Die harten Covid-Massnahmen der Regierung belasten die chinesische Wirtschaft. Darin sind sich die meisten Expertinnen und Ökonomen einig. Auch der ehemalige Berater der chinesischen Zentralbank, Wirtschaftsprofessor Lai Daokui von der Tsinghua-Universität in Peking, sagt: «Wegen der Null-Covid-Strategie können die Leute nicht reisen, Meetings müssen abgesagt und Businesspläne geändert werden. Das sind Grundlagen für die Wirtschaft.»
Die Covid-Krise liegt wie Mehltau über der Wirtschaft.
Der Präsident der Europäischen Handelskammer in China, Jörg Wuttke, betont vor allem die Probleme der Konsumentinnen: Sie könnten kaum einkaufen und fühlten sich verunsichert. Ganze Städte seien zu: «Die Covid-Krise liegt wie Mehltau über der Wirtschaft.»
Immobiliensektor hat sich verändert
Doch nicht nur die Null-Covid-Strategie lastet schwer. Gleichzeitig wankt der Immobiliensektor, eine Säule der chinesischen Wirtschaft. «Die grossen Immobilien-Entwickler versuchen, zu diversifizieren. Sie steckten ihr Geld in Fussballclubs, Filmstudios und Elektromobile. Dieses Geld fehlt nun im Kerngeschäft», erklärt Professor Lai.
Die Regierung brachte viele Immobilienfirmen mit neuen Vorschriften zunächst in finanzielle Verlegenheit. Nun will sie die Lage mit einem 16-Punkte-Plan entschärfen. Dennoch werde der Sektor nie mehr die Bedeutung wie in den vergangenen Jahrzehnten erlangen, sagt Lai. Denn China sei zu einem grossen Teil gebaut: «Vor 20 Jahren besassen viele keine eigene Wohnung. Die Nachfrage war gross. Diese Ära ist vorbei.»
Exportschwäche als Manko
Aber auch geopolitischen Spannungen belasten die Wirtschaft – mit Folgen für die Exporte, so Wuttke: «Elektronik, Sport- und Medizingeräte, Möbel – China produzierte wie die Faust aufs Auge für Europa im Lockdown. Das ist vorüber.»
Hier widerspricht Professor Lai. Die Exporte seien dieses Jahr noch gestiegen. China exportiere Produkte, die nicht so schnell anderswo bezogen werden könnten. Damit seien die Exportgüter weniger von wirtschaftlichen Schwankungen rund um den Globus betroffen.
Im Oktober gingen die Exportzahlen aber tatsächlich zurück. Wohl auch deshalb versucht China, die internationalen Beziehungen wieder zu stärken. Präsident Xi Jinping verbrachte in den letzten Wochen viel Zeit mit Staatsoberhäuptern und Regierungschefs. Am Donnerstag empfing er EU-Ratspräsident Charles Michel.

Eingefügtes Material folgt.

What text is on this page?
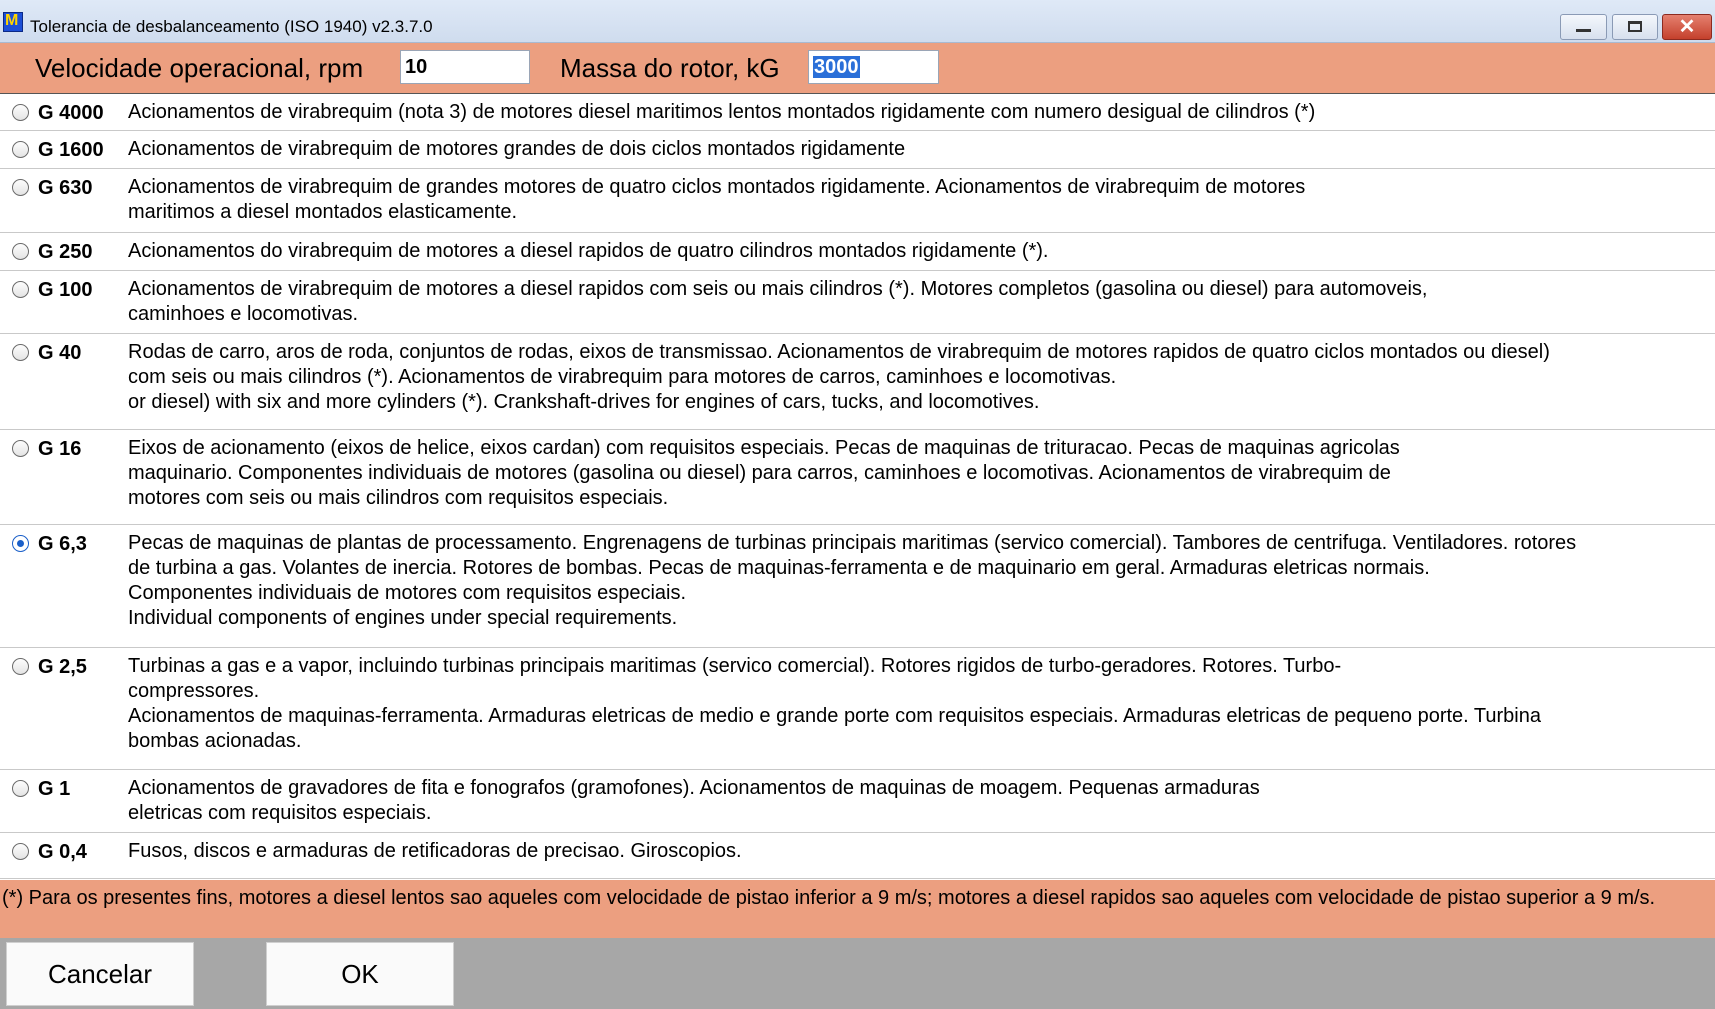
M Tolerancia de desbalanceamento (ISO 1940) v2.3.7.0	✕
Velocidade operacional, rpm 10	Massa do rotor, kG	3000
G 4000 Acionamentos de virabrequim (nota 3) de motores diesel maritimos lentos montados rigidamente com numero desigual de cilindros (*)
G 1600 Acionamentos de virabrequim de motores grandes de dois ciclos montados rigidamente
G 630 Acionamentos de virabrequim de grandes motores de quatro ciclos montados rigidamente. Acionamentos de virabrequim de motores
maritimos a diesel montados elasticamente.
G 250 Acionamentos do virabrequim de motores a diesel rapidos de quatro cilindros montados rigidamente (*).
G 100 Acionamentos de virabrequim de motores a diesel rapidos com seis ou mais cilindros (*). Motores completos (gasolina ou diesel) para automoveis,
caminhoes e locomotivas.
G 40 Rodas de carro, aros de roda, conjuntos de rodas, eixos de transmissao. Acionamentos de virabrequim de motores rapidos de quatro ciclos montados ou diesel)
com seis ou mais cilindros (*). Acionamentos de virabrequim para motores de carros, caminhoes e locomotivas.
or diesel) with six and more cylinders (*). Crankshaft-drives for engines of cars, tucks, and locomotives.
G 16 Eixos de acionamento (eixos de helice, eixos cardan) com requisitos especiais. Pecas de maquinas de trituracao. Pecas de maquinas agricolas
maquinario. Componentes individuais de motores (gasolina ou diesel) para carros, caminhoes e locomotivas. Acionamentos de virabrequim de
motores com seis ou mais cilindros com requisitos especiais.
G 6,3 Pecas de maquinas de plantas de processamento. Engrenagens de turbinas principais maritimas (servico comercial). Tambores de centrifuga. Ventiladores. rotores
de turbina a gas. Volantes de inercia. Rotores de bombas. Pecas de maquinas-ferramenta e de maquinario em geral. Armaduras eletricas normais.
Componentes individuais de motores com requisitos especiais.
Individual components of engines under special requirements.
G 2,5 Turbinas a gas e a vapor, incluindo turbinas principais maritimas (servico comercial). Rotores rigidos de turbo-geradores. Rotores. Turbo-
compressores.
Acionamentos de maquinas-ferramenta. Armaduras eletricas de medio e grande porte com requisitos especiais. Armaduras eletricas de pequeno porte. Turbina
bombas acionadas.
G 1	Acionamentos de gravadores de fita e fonografos (gramofones). Acionamentos de maquinas de moagem. Pequenas armaduras
eletricas com requisitos especiais.
G 0,4 Fusos, discos e armaduras de retificadoras de precisao. Giroscopios.
(*) Para os presentes fins, motores a diesel lentos sao aqueles com velocidade de pistao inferior a 9 m/s; motores a diesel rapidos sao aqueles com velocidade de pistao superior a 9 m/s.
Cancelar	OK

Konsum bleibt Hauptproblem
Die grösste Herausforderung bleibt jedoch der inländische Konsum, der durch die Null-Covid-Strategie gedämpft wird. Die jüngsten Proteste erhöhen den Druck auf die Zentralregierung zusätzlich.

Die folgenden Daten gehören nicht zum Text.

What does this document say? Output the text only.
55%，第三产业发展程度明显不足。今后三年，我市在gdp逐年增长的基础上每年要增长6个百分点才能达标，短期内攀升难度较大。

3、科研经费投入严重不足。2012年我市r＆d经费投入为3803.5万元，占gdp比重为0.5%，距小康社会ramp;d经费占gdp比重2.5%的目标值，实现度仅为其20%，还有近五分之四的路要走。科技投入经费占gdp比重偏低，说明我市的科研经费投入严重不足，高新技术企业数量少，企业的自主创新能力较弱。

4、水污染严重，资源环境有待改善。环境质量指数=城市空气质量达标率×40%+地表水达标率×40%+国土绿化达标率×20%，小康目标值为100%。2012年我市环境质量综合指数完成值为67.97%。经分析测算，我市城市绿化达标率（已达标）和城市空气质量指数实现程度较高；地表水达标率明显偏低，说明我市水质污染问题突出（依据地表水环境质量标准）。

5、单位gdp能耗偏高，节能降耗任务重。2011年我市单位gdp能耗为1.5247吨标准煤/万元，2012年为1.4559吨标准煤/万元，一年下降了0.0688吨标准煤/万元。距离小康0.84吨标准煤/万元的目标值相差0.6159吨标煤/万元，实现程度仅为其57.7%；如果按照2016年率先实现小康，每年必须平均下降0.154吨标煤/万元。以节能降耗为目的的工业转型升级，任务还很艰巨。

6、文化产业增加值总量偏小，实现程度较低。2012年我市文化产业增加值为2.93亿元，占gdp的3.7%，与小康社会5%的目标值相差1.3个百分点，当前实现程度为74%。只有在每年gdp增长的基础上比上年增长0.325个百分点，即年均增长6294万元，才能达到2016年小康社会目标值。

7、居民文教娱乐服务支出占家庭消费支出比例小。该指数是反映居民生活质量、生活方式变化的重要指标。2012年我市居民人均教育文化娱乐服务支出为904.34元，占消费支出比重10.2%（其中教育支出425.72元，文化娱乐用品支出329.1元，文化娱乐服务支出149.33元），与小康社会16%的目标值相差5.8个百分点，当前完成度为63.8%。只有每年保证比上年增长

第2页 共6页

Wir werden der Welt in wenigen Monaten folgen und mit Covid leben wie mit der Grippe.
Tatsächlich gibt es in diesen Tagen Hinweise auf Lockerungen: In mehreren Grossstädten mit zum Teil gewalttätigen Ausschreitungen wurden Einschränkungen aufgehoben. Hohe Parteifunktionäre tönen ebenfalls Lockerungen an. Wirtschaftsprofessor Lai ist überzeugt: «In wenigen Monaten werden die Massnahmen aufgehoben. Wir werden der Welt folgen und mit Covid leben wie mit der Grippe.»

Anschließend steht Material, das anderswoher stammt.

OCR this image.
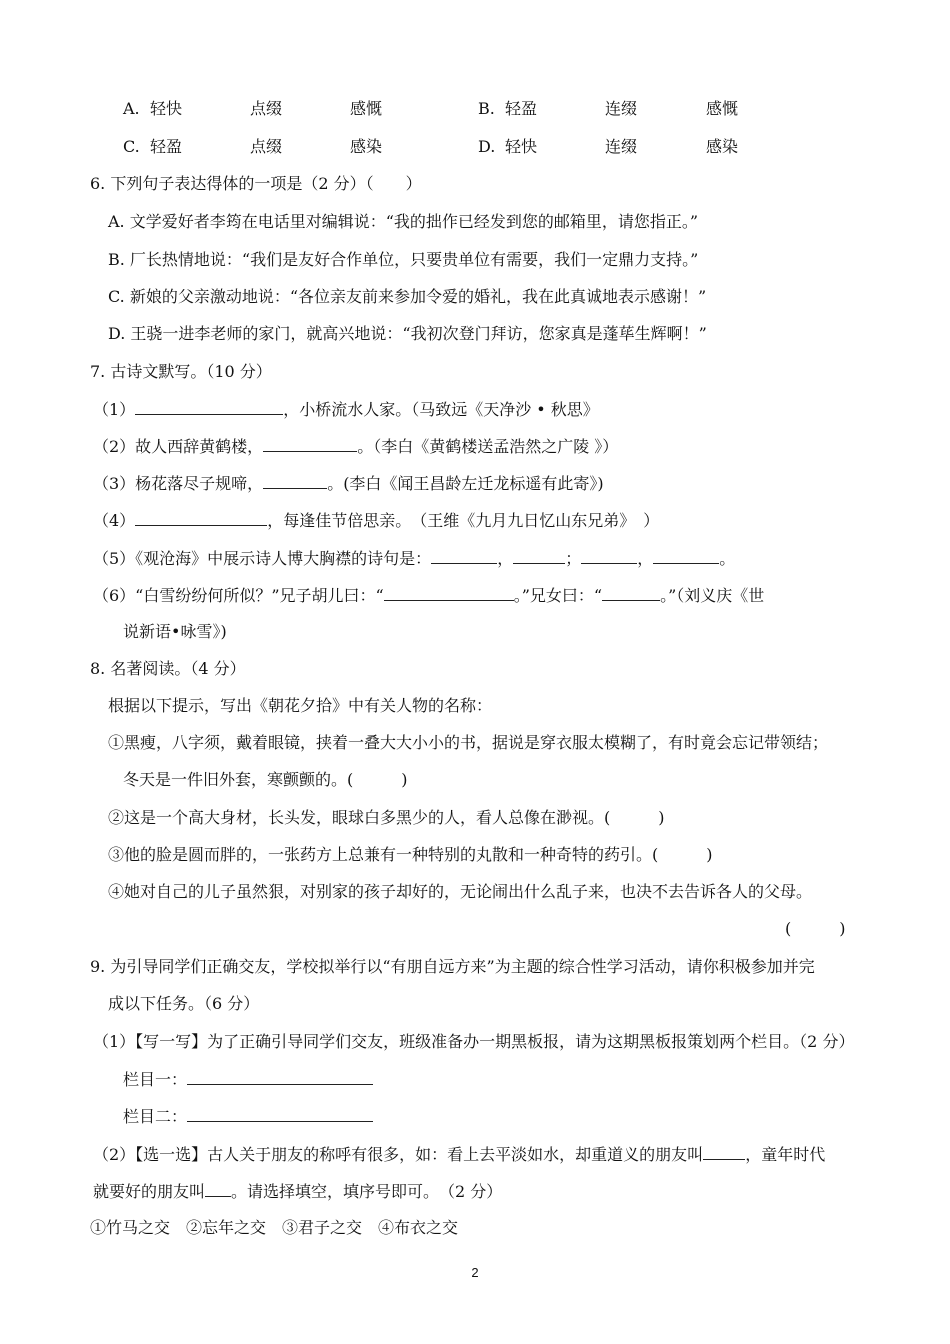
A. 轻快	点缀	感慨	B. 轻盈	连缀	感慨
C. 轻盈	点缀	感染	D. 轻快	连缀	感染
6. 下列句子表达得体的一项是（2 分）（　　）
A. 文学爱好者李筠在电话里对编辑说：“我的拙作已经发到您的邮箱里，请您指正。”
B. 厂长热情地说：“我们是友好合作单位，只要贵单位有需要，我们一定鼎力支持。”
C. 新娘的父亲激动地说：“各位亲友前来参加令爱的婚礼，我在此真诚地表示感谢！”
D. 王骁一进李老师的家门，就高兴地说：“我初次登门拜访，您家真是蓬荜生辉啊！”
7. 古诗文默写。（10 分）
（1）	，小桥流水人家。（马致远《天净沙 • 秋思》
（2）故人西辞黄鹤楼，	。（李白《黄鹤楼送孟浩然之广陵 》）
（3）杨花落尽子规啼，	。(李白《闻王昌龄左迁龙标遥有此寄》)
（4）	，每逢佳节倍思亲。　（王维《九月九日忆山东兄弟》　）
（5）《观沧海》中展示诗人博大胸襟的诗句是：	，	；	，	。
（6）“白雪纷纷何所似？”兄子胡儿曰：“	。”兄女曰：“	。”（刘义庆《世
说新语•咏雪》)
8. 名著阅读。（4 分）
根据以下提示，写出《朝花夕拾》中有关人物的名称：
①黑瘦，八字须，戴着眼镜，挟着一叠大大小小的书，据说是穿衣服太模糊了，有时竟会忘记带领结；
冬天是一件旧外套，寒颤颤的。(　　　)
②这是一个高大身材，长头发，眼球白多黑少的人，看人总像在渺视。(　　　)
③他的脸是圆而胖的，一张药方上总兼有一种特别的丸散和一种奇特的药引。(　　　)
④她对自己的儿子虽然狠，对别家的孩子却好的，无论闹出什么乱子来，也决不去告诉各人的父母。
(　　　)
9. 为引导同学们正确交友，学校拟举行以“有朋自远方来”为主题的综合性学习活动，请你积极参加并完
成以下任务。（6 分）
（1）【写一写】为了正确引导同学们交友，班级准备办一期黑板报，请为这期黑板报策划两个栏目。（2 分）
栏目一：
栏目二：
（2）【选一选】古人关于朋友的称呼有很多，如：看上去平淡如水，却重道义的朋友叫	，童年时代
就要好的朋友叫 。请选择填空，填序号即可。　（2 分）
①竹马之交　②忘年之交　③君子之交　④布衣之交
2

Ähnlich sieht es Wuttke. Er glaubt, die Regierung habe Mitte Woche eine Kampagne mit der Aussage gestartet, dass man mit Omikron leben und dabei auch sterben könne. Er ist überzeugt, dass die jüngsten Unruhen in 18 Städten ein Umdenken ausgelöst haben. Ob die Zentralregierung aber willens ist, von den strengen Lockdowns abzuweichen, wenn die Infektionszahlen stark ansteigen und wieder Leute an Corona sterben, darf bezweifelt werden.